Forty minutes later you are inside your blanket, tucked in, twisting and turning, unable to sleep. You double check the alarm, and wonder why; even though you wake up at 5:30 am, you’re still not able to sleep. Your friends tell you that you suffer from insomnia, your therapist tells you that it is all that stress from the divorce, your Mom tells you that it is because of all that time you spend staring at the goddamned phone. Your hands reach for the phone again, you think that maybe your latest selfie with Adi would’ve gotten another ten likes in the last 20 mins, when you hear another sound from Adi’s room. This time it is unmistakable. It is the sound of gagging, like someone is trying to speak, yet not able to.
You sit up to the sound and squint your eyes to see through the darkness interspersed by the moonlight shafting through your window. Outside your door you can look into Adi’s room, and you realize that the night light you had switched on in your son’s room, is switched off now. You clearly remember not switching it off.
Panic envelops you and your asthma threatens to attack. You open your mouth wider to breathe in deeper and you will yourself to stop shivering. You know you have locked all the doors and windows… Or have you? You tiptoe to the door of your room, careful not to make any sound. The sound of gagging that you had heard a minute ago is gone now and the house has again descended in ominous silence. You curse your fear that cripples you, your feet that refuse to move one step outside your door, even though you know, deep in your heart, that it is your child who is in danger.
You push and prod and plead, but your feet stay paralyzed. Tears of fear and frustration trickle down your eyes, you are whimpering now, begging your feet to move. There are more sounds from Adi’s room, muffled yet audible enough for you to realize that something bad is happening. Next to the door that your right hand grips, lies Adi’s baseball kit. You can see his baseball bat sticking out of the bag. You stretch your hand to grab hold of the bat. Your right hand refuses to let go, it holds the edges of the door in a death grip, yet with your free hand you manage to grab the handle of the bat. You raise the bat high bring it down, hard, on your thigh. You hope that the shock of the pain will release your foot from temporary paralysis. Which it does, but at the same time the pain now makes you nauseous and it is getting harder to stop yourself from screaming.
You limp to Adi’s room, dragging the bat along with you, as silent as you can, while the muffled sounds get louder as you draw closer to your son’s room. You reach his door and switch on the night-light. Your mouth drops open and your gut sinks at what you see. A man has tied Adi’s hands, legs and even his mouth. He is carrying a big jute rucksack and trying to stuff you child inside the bag, while Adi struggles to escape and be heard.
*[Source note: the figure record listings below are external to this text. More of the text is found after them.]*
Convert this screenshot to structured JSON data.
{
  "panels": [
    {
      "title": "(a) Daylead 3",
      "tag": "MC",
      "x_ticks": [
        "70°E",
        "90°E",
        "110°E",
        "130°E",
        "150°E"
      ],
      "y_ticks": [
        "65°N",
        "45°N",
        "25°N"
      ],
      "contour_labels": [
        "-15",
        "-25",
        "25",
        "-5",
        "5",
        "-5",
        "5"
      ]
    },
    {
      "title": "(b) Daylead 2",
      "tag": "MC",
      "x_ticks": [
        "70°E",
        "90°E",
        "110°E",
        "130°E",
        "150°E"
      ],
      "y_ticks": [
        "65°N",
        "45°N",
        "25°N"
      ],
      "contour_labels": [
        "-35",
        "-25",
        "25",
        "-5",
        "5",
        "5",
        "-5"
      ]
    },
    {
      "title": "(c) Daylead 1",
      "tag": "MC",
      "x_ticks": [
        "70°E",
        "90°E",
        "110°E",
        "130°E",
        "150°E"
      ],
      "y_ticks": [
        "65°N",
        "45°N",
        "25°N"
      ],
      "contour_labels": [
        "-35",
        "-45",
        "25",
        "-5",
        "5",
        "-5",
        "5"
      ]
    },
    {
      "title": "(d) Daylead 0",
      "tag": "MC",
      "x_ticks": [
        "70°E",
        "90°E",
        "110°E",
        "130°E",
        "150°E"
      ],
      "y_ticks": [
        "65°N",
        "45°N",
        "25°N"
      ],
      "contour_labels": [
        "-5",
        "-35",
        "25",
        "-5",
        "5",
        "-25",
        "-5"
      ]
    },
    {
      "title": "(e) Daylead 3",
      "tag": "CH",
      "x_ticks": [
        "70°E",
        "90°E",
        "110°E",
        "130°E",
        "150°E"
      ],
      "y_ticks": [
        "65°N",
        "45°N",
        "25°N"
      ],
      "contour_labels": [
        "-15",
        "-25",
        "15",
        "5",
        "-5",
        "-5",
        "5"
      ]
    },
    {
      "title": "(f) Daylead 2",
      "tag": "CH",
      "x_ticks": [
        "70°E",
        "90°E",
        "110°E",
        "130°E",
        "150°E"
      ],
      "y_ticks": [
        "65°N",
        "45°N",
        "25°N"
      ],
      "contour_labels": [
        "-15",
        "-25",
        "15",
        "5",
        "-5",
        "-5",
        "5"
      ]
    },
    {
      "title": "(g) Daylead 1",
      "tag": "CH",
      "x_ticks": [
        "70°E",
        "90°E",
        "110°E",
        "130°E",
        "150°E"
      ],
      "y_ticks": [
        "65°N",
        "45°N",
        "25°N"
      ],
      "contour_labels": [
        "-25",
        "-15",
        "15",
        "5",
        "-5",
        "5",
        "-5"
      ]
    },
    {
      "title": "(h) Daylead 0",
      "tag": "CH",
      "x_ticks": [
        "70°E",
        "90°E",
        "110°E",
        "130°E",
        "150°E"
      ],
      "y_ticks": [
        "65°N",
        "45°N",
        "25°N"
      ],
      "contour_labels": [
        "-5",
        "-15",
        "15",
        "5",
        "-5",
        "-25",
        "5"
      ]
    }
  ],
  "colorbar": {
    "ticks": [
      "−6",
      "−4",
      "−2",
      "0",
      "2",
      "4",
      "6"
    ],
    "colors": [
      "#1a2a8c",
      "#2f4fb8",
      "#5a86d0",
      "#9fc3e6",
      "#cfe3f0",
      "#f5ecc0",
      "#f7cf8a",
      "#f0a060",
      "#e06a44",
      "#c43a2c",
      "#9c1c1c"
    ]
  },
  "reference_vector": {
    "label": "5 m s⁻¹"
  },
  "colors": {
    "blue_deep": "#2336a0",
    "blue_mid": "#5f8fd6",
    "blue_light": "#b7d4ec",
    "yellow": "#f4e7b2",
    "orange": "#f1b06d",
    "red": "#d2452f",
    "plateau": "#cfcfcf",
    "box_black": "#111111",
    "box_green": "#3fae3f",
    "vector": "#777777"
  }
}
The window behind Adi’s bed that faces the woods is wide open.
Blood seems to have drained out of your body, and you swoon in fear and pain. You open your mouth to scream, but nothing comes out. Instead the man, who was trying to shove your son’s face inside the bag, is now looking at you. A flash of fury passes through his big face and a glint of a knife catches your eyes.
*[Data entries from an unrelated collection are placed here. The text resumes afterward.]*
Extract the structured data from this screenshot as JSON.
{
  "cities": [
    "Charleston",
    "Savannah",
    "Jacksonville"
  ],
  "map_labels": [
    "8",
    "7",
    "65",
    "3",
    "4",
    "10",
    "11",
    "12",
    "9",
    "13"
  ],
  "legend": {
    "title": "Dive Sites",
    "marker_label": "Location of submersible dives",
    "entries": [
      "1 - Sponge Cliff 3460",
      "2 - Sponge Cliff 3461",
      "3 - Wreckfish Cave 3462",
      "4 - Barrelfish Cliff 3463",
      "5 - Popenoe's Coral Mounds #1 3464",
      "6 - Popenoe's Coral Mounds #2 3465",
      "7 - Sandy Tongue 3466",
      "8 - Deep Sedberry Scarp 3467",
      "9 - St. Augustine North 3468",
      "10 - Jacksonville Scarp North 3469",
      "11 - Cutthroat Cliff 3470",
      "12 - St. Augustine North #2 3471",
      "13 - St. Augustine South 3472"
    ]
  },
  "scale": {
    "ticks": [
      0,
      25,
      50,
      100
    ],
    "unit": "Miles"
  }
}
He moves towards you, but he still hasn’t noticed the bat in your hand. The fear that had held you crippled so far, is now rapidly turning into fury. Perhaps it is seeing a stranger in your home, or the state that Adi is in, or perhaps it is imagining what he would do to Adi if you don’t stop him. But the anger is raging inside you, burning your every cell and lifting that bat high in the air, poised to hit him in the head the moment he is a foot away from you.
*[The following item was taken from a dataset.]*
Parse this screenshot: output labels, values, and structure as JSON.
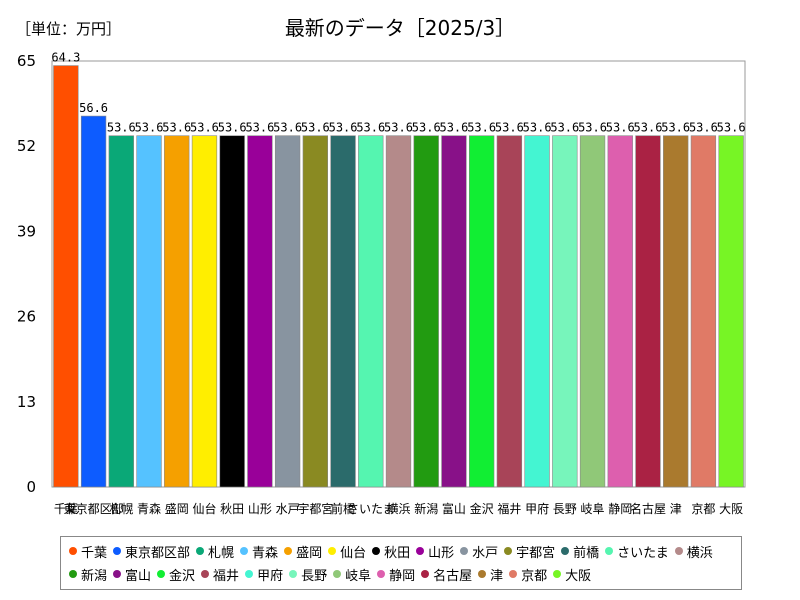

And just like that, as you see his scraggly face come closer to you, you allow the fury to take over. You bring down the heavy baseball bat on the side of his face, right on the left ear, just when he is poised to strike you with the knife. Your tennis hand is strong, the hit stuns the man, and a trickle of viscous red blood runs down his ear.
But you don’t stop there; you don’t wait for him to come back to his senses. You hit him at the same spot again and again and again. Until all you can see is blood and bits of tissue strewn around the room, on your clothes, on the floor, on the walls, on the shelves and your nose detects a strong stench on distasteful metallic blood.
But you don’t stop; you don’t let the fear come back. You like the anger, it doesn’t paralyze you, it doesn’t render you helpless and incapable, instead it helps you save your child.
So you keep going, for his nose that is already smashed inside his skull, his head that is shattered into pieces, his mouth that is twisted at an odd angle. You don’t stop until through the fury you can feel a soft hand holding your left leg tight and the crying gets louder than your screaming.
It is only then that you notice that Adi has managed to untie himself and is grabbing onto your leg, tight.
“Mummy, stop Mummy, please. He is dead” Adi wails.
“I’m sorry honey.” You say. “Let me call the police.”